Will an aquarium come to midtown Manhattan– again?

From a pack of old, aquatic themed ‘cigarette cards’, naturally [NYPL]

Yesterday the Wall Street Journal reported that a Canadian developer may bring a luxury, multi-floor aquarium to a new skyscraper in Times Square. The proposed aquatic amusement, to feature “sharks, rays, penguins, otters” and a pirate museum, would liven up the freshly built, so-called 11 Times Square, at the corner of 42nd and 8th Avenue, a corner once famous as a place for picking up male hustlers.

This would not be the first time an aquarium graced midtown Manhattan. In fact, the first aquarium in this region was also a privately run endeavor — The Great New York Aquarium, located at 35th Street and Broadway, the latest escapade by William Cameron “W.C.” Coup, a former employee of P.T. Barnum.

Coup knew something about spectacle as manager of the earliest incarnation of Barnum’s greatest contribution — P.T. Barnum’s Great Traveling Museum, Menagerie, Caravan, and Hippodrome, soon to the alleged ‘Greatest Show On Earth’, the first travelling circus. The show would soon make its home in Manhattan in 1874 on the site of an old train depot off Madison Square, a block that would later be built up to become the very first Madison Square Garden.

The Great New York Aquarium, glorious and rather tragic (for the aquatic captives, that is). Pic courtesy NYPL

For his next feat, opening on October, 11, 1876, Coup would bring the oceans to Manhattan. Of course, 35th Street was hardly “midtown” then; Central Park had only been completed a few years prior, Macy’s was still on 14th Street, and Longacre Square (future Times Square) was still the smelly home of horse stables and carriage houses. But theaters and concert halls, newspapers and restaurants, all of New York society was booming from Union Square to 34th Street, and thus Coup’s aquarium would have been nicely situated.

This was no ordinary aquarium. Like many museums and other ‘well-meaning’ spectacles of the time, the Aquarium mixed the outlandish with the intellectual, with libraries and laboratories on site, as much to give the joint credibility as for actual research.

The centerpiece was a gigantic tank fit for a whale; too bad the whale died in transit, sitting empty for opening day. Displays for porpoises, sharks and sea lions were scattered around it, swimming in small tanks with painted backgrounds featuring the creature’s native flora and fauna.

Like aquatic displays before it — such as the basement of Barnum’s American Museum — the environment was probably not very healthy for sea creatures. However, Coup did feature a set of fish hatcheries for display, possibly the first such nurseries ever featured in a public aquarium.

Coup’s venture was an immediate success, and he soon opened a smaller outlet in Coney Island. He was not long for the Great New York Aquarium however; after financial disagreements with his partner, animal importer Henry Reiche, Coup left to pursue other bizarre projects, including something called The New United Monster Shows.

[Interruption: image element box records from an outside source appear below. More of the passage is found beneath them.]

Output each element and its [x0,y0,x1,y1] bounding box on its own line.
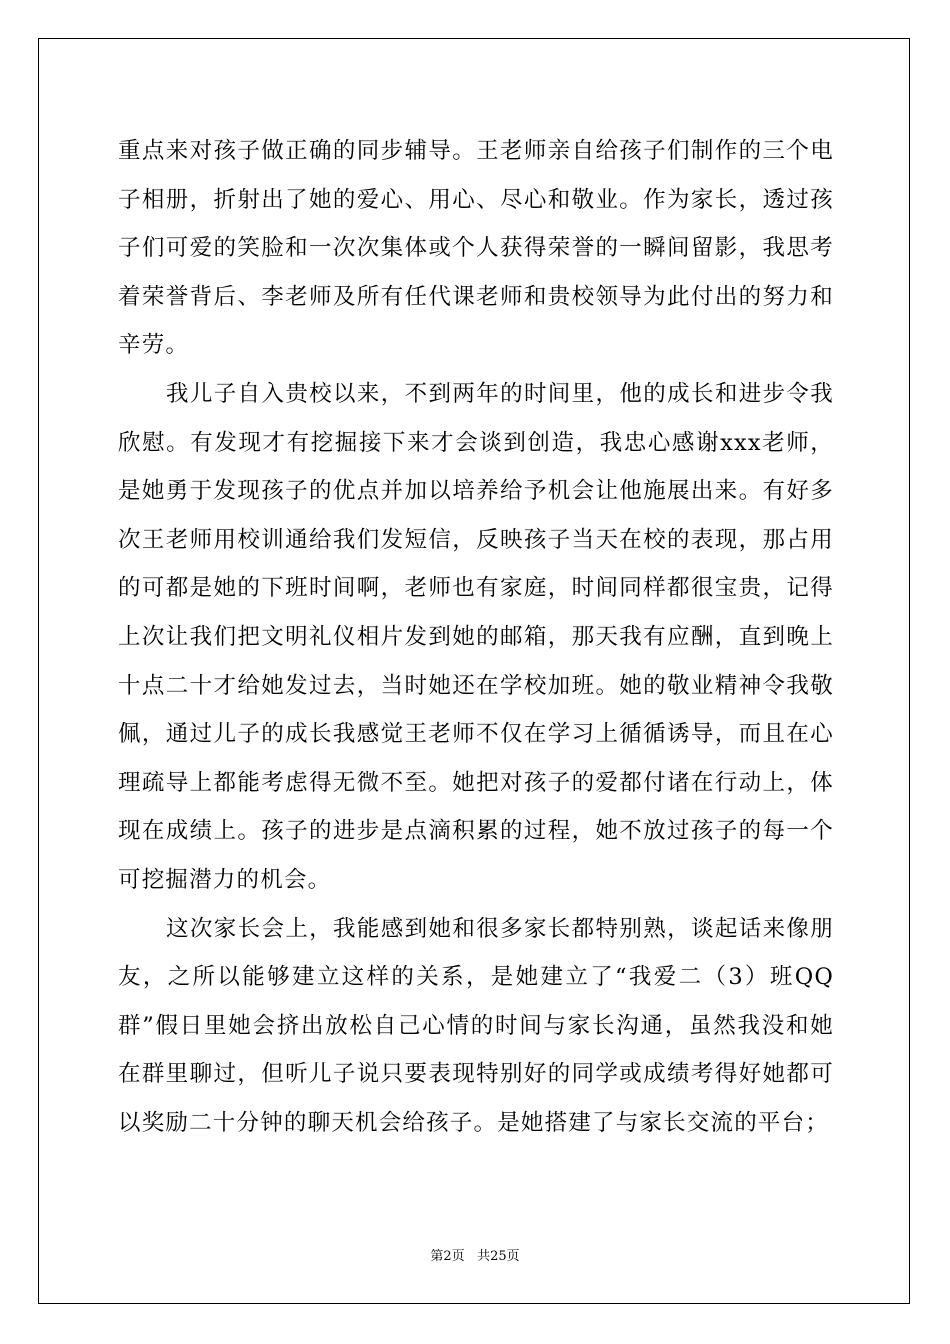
document-body [118,127,834,1147]
paragraph-1: 重点来对孩子做正确的同步辅导。王老师亲自给孩子们制作的三个电子相册，折射出了她的爱心、用心、尽心和敬业。作为家长，透过孩子们可爱的笑脸和一次次集体或个人获得荣誉的一瞬间留影，我思考着荣誉背后、李老师及所有任代课老师和贵校领导为此付出的努力和辛劳。 [118,138,834,359]
page-footer [0,1245,950,1264]
paragraph-2: 我儿子自入贵校以来，不到两年的时间里，他的成长和进步令我欣慰。有发现才有挖掘接下来才会谈到创造，我忠心感谢xxx老师，是她勇于发现孩子的优点并加以培养给予机会让他施展出来。有好多次王老师用校训通给我们发短信，反映孩子当天在校的表现，那占用的可都是她的下班时间啊，老师也有家庭，时间同样都很宝贵，记得上次让我们把文明礼仪相片发到她的邮箱，那天我有应酬，直到晚上十点二十才给她发过去，当时她还在学校加班。她的敬业精神令我敬佩，通过儿子的成长我感觉王老师不仅在学习上循循诱导，而且在心理疏导上都能考虑得无微不至。她把对孩子的爱都付诸在行动上，体现在成绩上。孩子的进步是点滴积累的过程，她不放过孩子的每一个可挖掘潜力的机会。 [118,380,834,893]
page-total: 共25页 [477,1249,520,1264]
page-number: 第2页 [430,1249,465,1264]
paragraph-3: 这次家长会上，我能感到她和很多家长都特别熟，谈起话来像朋友，之所以能够建立这样的关系，是她建立了“我爱二（3）班QQ群”假日里她会挤出放松自己心情的时间与家长沟通，虽然我没和她在群里聊过，但听儿子说只要表现特别好的同学或成绩考得好她都可以奖励二十分钟的聊天机会给孩子。是她搭建了与家长交流的平台； [118,915,834,1136]
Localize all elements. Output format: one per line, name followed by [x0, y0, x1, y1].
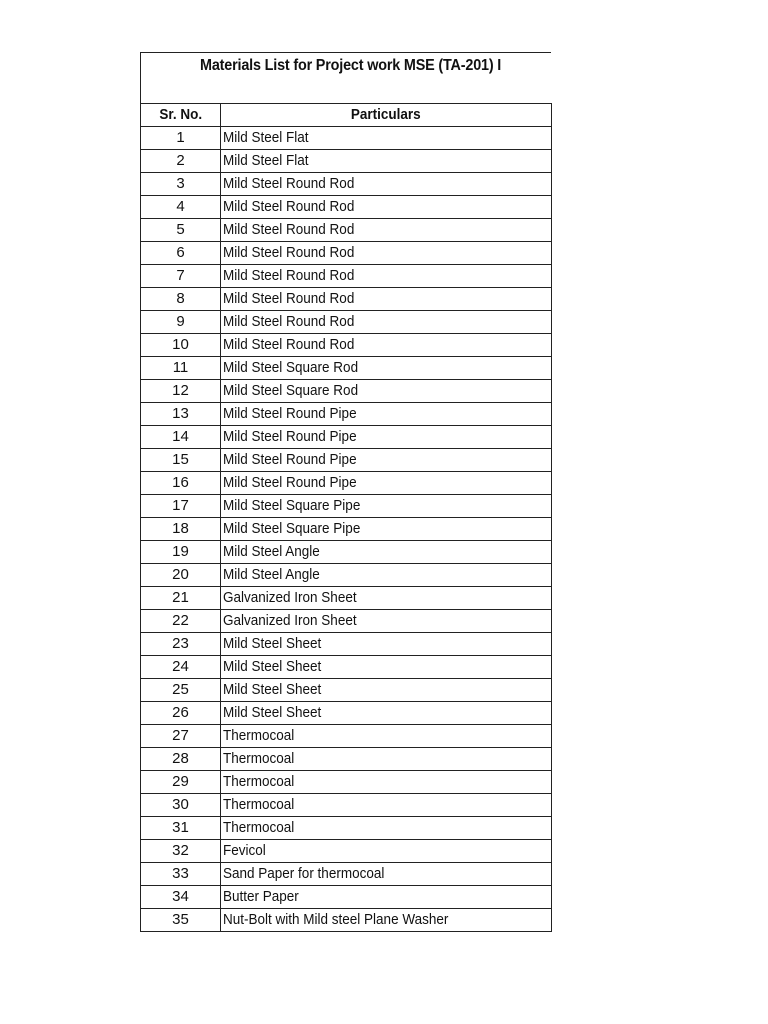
header-particulars: Particulars — [221, 104, 552, 127]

Reiche, for his part, had made quite a name for himself in animal trade. He and his brother Charles had a pet store at 55 Chatham Street (that street is now Park Row today), equipped with a backyard pen for lions, monkeys and even gnus — all for sale to private collectors. (This helps explain the founding of places like the Central Park Zoo, formed from discarded animals left in the park.)

Reiche gnu, er, knew his animals, but he didn’t know business. An expensive endeavor to maintain and to import new creatures, Reiche attempted to draw audiences with theatrical performances and even pigeon shows set among the glowing tanks. Nothing worked, and so in 1881, the aquarium’s contents were auctioned off. I can’t imagine the creatures displayed here benefited well from this.

Of course, New York City would get its very first official aquarium many years later, in 1896, with the opening of one at Castle Garden (the once and future Castle Clinton). When Robert Moses drove it out of here in 1941, the city aquarium took up residence in Coney Island, where it remains today.